KBRN, Pontianak: Gubernur Kalimantan Barat Sutarmidji kembali memberikan klarifikasi soal tudingan terhadap dirinya yang dianggap mengusir 20 perusahaan perkebunan sawit dari Kalimantan Barat. Menurutnya, pengusiran yang dilakukan seolah-olah diplintir oleh media yang menganggap gubernur benar-benar mengusir perusahaan sawit yang telah berinvestasi di Kalbar.

Hal itu disampaikan Gubernur Sutarmidji pada Webinar Memahami Kondisi Lanskap Sub DAS Ketungau, Melawi, dan Hulu Kapuas dan Dampak Banjir melalui kanal streaming Youtube Natural Kapital.

Gubernur mengatakan, pada saat itu dirinya hanya mengusir perwakilan perkebunan sawit tersebut dari ruang pertemuan, saat hendak meminta bantuan penanganan banjir, melalui pemberian bantuan banjir.

Karena merasa kecewa dan tidak mendapatkan keputusan dari pihak perwakilan perusahaan perkebunan sawit, walaupun disampaikan dengan beragam alasan, para perwakilan perusahaan perkebunan sawit itu akhirnya diminta keluar ruangan.

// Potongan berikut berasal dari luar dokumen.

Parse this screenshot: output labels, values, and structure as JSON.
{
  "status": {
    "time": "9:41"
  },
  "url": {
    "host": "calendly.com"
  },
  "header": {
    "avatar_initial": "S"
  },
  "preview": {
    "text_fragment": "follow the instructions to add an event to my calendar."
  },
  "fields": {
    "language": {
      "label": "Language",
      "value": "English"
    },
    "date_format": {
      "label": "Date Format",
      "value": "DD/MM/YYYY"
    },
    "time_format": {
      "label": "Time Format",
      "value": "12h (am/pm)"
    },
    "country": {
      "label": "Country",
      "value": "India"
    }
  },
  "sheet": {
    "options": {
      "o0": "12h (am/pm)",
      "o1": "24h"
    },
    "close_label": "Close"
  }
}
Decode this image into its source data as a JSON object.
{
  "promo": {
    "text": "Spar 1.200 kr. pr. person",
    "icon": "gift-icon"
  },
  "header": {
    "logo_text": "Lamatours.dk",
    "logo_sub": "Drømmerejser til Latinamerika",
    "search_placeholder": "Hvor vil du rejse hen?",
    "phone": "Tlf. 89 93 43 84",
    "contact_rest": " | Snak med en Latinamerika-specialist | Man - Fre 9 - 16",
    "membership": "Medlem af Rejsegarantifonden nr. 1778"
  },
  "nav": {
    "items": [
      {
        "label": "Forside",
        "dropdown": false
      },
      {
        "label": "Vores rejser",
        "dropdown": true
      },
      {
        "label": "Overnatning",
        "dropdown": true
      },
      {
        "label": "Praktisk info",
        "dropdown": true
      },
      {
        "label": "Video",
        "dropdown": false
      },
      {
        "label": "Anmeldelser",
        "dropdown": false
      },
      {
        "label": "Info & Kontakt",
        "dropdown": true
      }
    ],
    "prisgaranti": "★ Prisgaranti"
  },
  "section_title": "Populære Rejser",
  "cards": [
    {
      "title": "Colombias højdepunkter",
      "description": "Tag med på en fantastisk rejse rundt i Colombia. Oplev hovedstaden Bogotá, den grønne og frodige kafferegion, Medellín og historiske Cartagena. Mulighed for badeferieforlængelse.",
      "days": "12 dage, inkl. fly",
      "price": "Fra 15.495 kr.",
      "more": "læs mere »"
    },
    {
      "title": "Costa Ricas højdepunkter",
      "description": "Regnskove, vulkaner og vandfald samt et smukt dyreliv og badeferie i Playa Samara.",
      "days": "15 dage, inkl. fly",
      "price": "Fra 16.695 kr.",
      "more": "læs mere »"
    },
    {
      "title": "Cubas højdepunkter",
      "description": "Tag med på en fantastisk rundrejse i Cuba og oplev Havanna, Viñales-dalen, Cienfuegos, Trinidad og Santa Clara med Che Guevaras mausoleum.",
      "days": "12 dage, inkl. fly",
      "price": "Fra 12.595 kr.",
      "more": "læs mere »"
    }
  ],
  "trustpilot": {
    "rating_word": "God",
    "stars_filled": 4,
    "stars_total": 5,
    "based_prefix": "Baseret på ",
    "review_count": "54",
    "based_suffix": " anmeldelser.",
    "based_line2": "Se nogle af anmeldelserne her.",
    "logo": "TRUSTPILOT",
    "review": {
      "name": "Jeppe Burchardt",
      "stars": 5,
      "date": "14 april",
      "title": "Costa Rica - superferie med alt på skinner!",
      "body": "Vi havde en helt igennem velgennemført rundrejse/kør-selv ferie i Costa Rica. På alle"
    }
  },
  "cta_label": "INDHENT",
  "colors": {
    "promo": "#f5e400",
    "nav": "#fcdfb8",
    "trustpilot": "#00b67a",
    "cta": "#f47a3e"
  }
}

“Bukan saya usir dari Kalbar, nah yang ditangkap itu kan dari media ngusir dari Kalbar. Saya kan paham juga apa itu, investasi orang tentang tenaga kerja. Saya usir karena, yang dibicarekan tentang bantuan banjir, tapi tanggapannya tidak benar, bukan di wilayah banjir, tunggu perintah atasan. Daripada tidak tentu rudu, saya usir keluar dari ruangan, seperti itu,”jelasnya Jum’at (03/12/2021).

Sementara itu, dalam Webinar Memahami Kondisi Lanskap Sub DAS Ketungau, Melawi, dan Hulu Kapuas dan Dampak Banjir menyangkut, belum masuknya mitigasi dan perbaikan Daerah Aliran Sungai (DAS) dalam Rencana Pembangunan Jangka Menengah Daerah(RPJMD) Provinsi Kalimantan Barat, Sutarmidji menuturkan, kedepan akan dilakukan evaluasi terhadap RPJMD yang ada, sehingga program perbaikan DAS bisa mendapatkan porsi meski dalam harus menumpang dengan program lainnya.

“Saya setuju, nanti akan dilakukan evaluasi saya liat, dan kalau tidak dalam program itu setidaknya ada program yang bisa dikaitkan dengan itu,” pungkasnya.